You would basically construct the command like:

def aws_cmd = [
    'aws',
    's3',
    'rm'
]
def builder = new ProcessBuilder( aws_cmd + fileList.flatten() )
process = builder.start()
assert process.waitFor() == 0: process.text

If the rm command cannot take a list of files, then iterate over the list of files using each.

@Kanna_Dhasan were you able to get this working?

I have a similar objective and currently, this appears to be the only question about automatically cleaning the Nextflow work folder in AWS in the Seqera forum.

As described here, I have a slightly different use case though. I would like to automatically clean up the Nextflow work folders when runs finish successfully while keeping all (typically small) Nextflow metadata files. I saw that the nextflow clean command appears to support this with the -keep-logs option but I was wondering if there’s a way to do it with the cleanup = true config setting (or any other way) so that I don’t have to run a separate Nextflow command outside of the pipeline.

Note, as mentioned here and here, I am aware that currently, the Nextflow clean options don’t work on S3 objects. Given that, I’m hoping that they will add support for S3 objects soon or that you’ve found an alternative approach for doing this.

I’ll also mention another approach I came across that doesn’t really work for me (but might work for other people who read this).

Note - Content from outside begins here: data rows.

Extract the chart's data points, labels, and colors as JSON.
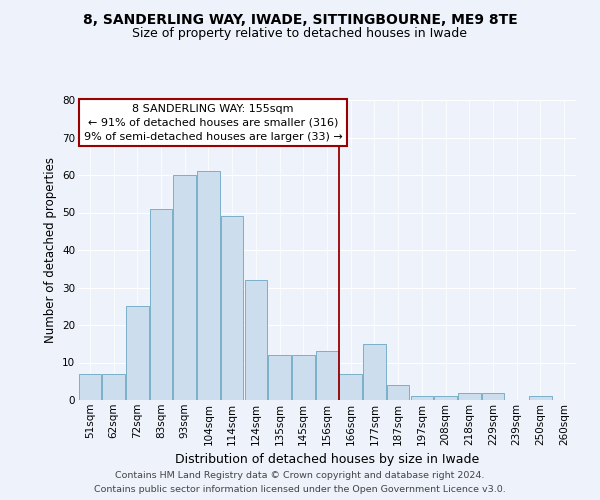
{
  "title1": "8, SANDERLING WAY, IWADE, SITTINGBOURNE, ME9 8TE",
  "title2": "Size of property relative to detached houses in Iwade",
  "xlabel": "Distribution of detached houses by size in Iwade",
  "ylabel": "Number of detached properties",
  "bar_labels": [
    "51sqm",
    "62sqm",
    "72sqm",
    "83sqm",
    "93sqm",
    "104sqm",
    "114sqm",
    "124sqm",
    "135sqm",
    "145sqm",
    "156sqm",
    "166sqm",
    "177sqm",
    "187sqm",
    "197sqm",
    "208sqm",
    "218sqm",
    "229sqm",
    "239sqm",
    "250sqm",
    "260sqm"
  ],
  "bar_values": [
    7,
    7,
    25,
    51,
    60,
    61,
    49,
    32,
    12,
    12,
    13,
    7,
    15,
    4,
    1,
    1,
    2,
    2,
    0,
    1,
    0
  ],
  "bar_color": "#ccdded",
  "bar_edge_color": "#7aafc8",
  "vline_x": 10.5,
  "vline_color": "#990000",
  "annotation_text": "8 SANDERLING WAY: 155sqm\n← 91% of detached houses are smaller (316)\n9% of semi-detached houses are larger (33) →",
  "annotation_box_color": "#ffffff",
  "annotation_box_edge": "#990000",
  "ylim": [
    0,
    80
  ],
  "yticks": [
    0,
    10,
    20,
    30,
    40,
    50,
    60,
    70,
    80
  ],
  "footer1": "Contains HM Land Registry data © Crown copyright and database right 2024.",
  "footer2": "Contains public sector information licensed under the Open Government Licence v3.0.",
  "bg_color": "#eef2fa",
  "grid_color": "#ffffff",
  "title1_fontsize": 10,
  "title2_fontsize": 9,
  "xlabel_fontsize": 9,
  "ylabel_fontsize": 8.5,
  "tick_fontsize": 7.5,
  "annotation_fontsize": 8,
  "footer_fontsize": 6.8
}
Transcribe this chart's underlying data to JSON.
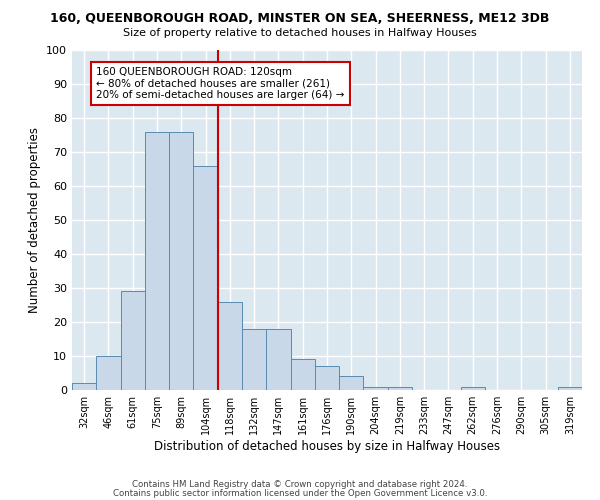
{
  "title1": "160, QUEENBOROUGH ROAD, MINSTER ON SEA, SHEERNESS, ME12 3DB",
  "title2": "Size of property relative to detached houses in Halfway Houses",
  "xlabel": "Distribution of detached houses by size in Halfway Houses",
  "ylabel": "Number of detached properties",
  "categories": [
    "32sqm",
    "46sqm",
    "61sqm",
    "75sqm",
    "89sqm",
    "104sqm",
    "118sqm",
    "132sqm",
    "147sqm",
    "161sqm",
    "176sqm",
    "190sqm",
    "204sqm",
    "219sqm",
    "233sqm",
    "247sqm",
    "262sqm",
    "276sqm",
    "290sqm",
    "305sqm",
    "319sqm"
  ],
  "values": [
    2,
    10,
    29,
    76,
    76,
    66,
    26,
    18,
    18,
    9,
    7,
    4,
    1,
    1,
    0,
    0,
    1,
    0,
    0,
    0,
    1
  ],
  "bar_color": "#c8d8e8",
  "bar_edge_color": "#5a8ab0",
  "background_color": "#dce8f0",
  "grid_color": "#ffffff",
  "fig_bg_color": "#ffffff",
  "vline_color": "#cc0000",
  "vline_x_index": 6,
  "annotation_line1": "160 QUEENBOROUGH ROAD: 120sqm",
  "annotation_line2": "← 80% of detached houses are smaller (261)",
  "annotation_line3": "20% of semi-detached houses are larger (64) →",
  "annotation_box_color": "#cc0000",
  "ylim": [
    0,
    100
  ],
  "yticks": [
    0,
    10,
    20,
    30,
    40,
    50,
    60,
    70,
    80,
    90,
    100
  ],
  "footer1": "Contains HM Land Registry data © Crown copyright and database right 2024.",
  "footer2": "Contains public sector information licensed under the Open Government Licence v3.0."
}
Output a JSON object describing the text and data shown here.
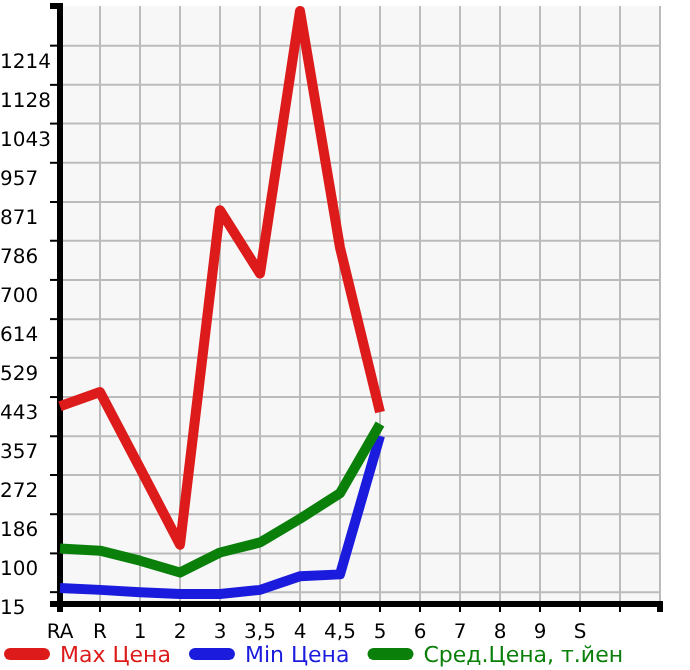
{
  "chart_data": {
    "type": "line",
    "categories": [
      "RA",
      "R",
      "1",
      "2",
      "3",
      "3,5",
      "4",
      "4,5",
      "5",
      "6",
      "7",
      "8",
      "9",
      "S",
      null
    ],
    "ylim": [
      -11,
      1301
    ],
    "yticks": [
      15,
      100,
      186,
      272,
      357,
      443,
      529,
      614,
      700,
      786,
      871,
      957,
      1043,
      1128,
      1214
    ],
    "grid": true,
    "legend": "bottom",
    "line_style": "solid",
    "marker": "none",
    "series": [
      {
        "name": "Max Цена",
        "color": "#dd1b1b",
        "values": [
          423,
          454,
          287,
          119,
          853,
          714,
          1290,
          771,
          410,
          null,
          null,
          null,
          null,
          null,
          null
        ]
      },
      {
        "name": "Min Цена",
        "color": "#1b1bdd",
        "values": [
          24,
          20,
          15,
          11,
          11,
          20,
          50,
          54,
          358,
          null,
          null,
          null,
          null,
          null,
          null
        ]
      },
      {
        "name": "Сред.Цена, т.йен",
        "color": "#0a800a",
        "values": [
          111,
          106,
          84,
          58,
          102,
          124,
          176,
          232,
          384,
          null,
          null,
          null,
          null,
          null,
          null
        ]
      }
    ]
  }
}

For any given bucket in AWS, you can create Lifecycle Rules to automatically manage or delete files. If you only use a single work folder for Nextflow processes, you could specify a hard-coded Prefix so that the rule only applies to the work folder. You can also set how many days to wait after object creation before deleting the file. So, assuming that you’ll be able to correct any pipeline failures within a few days, you could create a lifecycle rule that auto-deletes the work files say 10 days after they are created. It’s not the most efficient option, but S3 storage is generally pretty cheap.

Unfortunately, this solution doesn’t work for me because I want to create distinct work folders for each project. As described in this article, it’s possible to create lifecycle rules that delete objects with specific Object tags, which would be perfect for my use case. Plus, Nextflow already automatically tags the metadata files with nextflow.io/metadata = true e.g.:

Unfortunately (and this seems like an oversight), Nextflow fails to tag the non-metadata files (i.e. the process input files) it creates in the work folder. If this were fixed/updated, I’d recommend tagging those files differently so that they could be handled distinctly from the metadata files by lifecycle rules (as I want to do).

EDIT: I am currently using Nextflow v24.04.4 with Fusion v2.3.8-e3aab5d.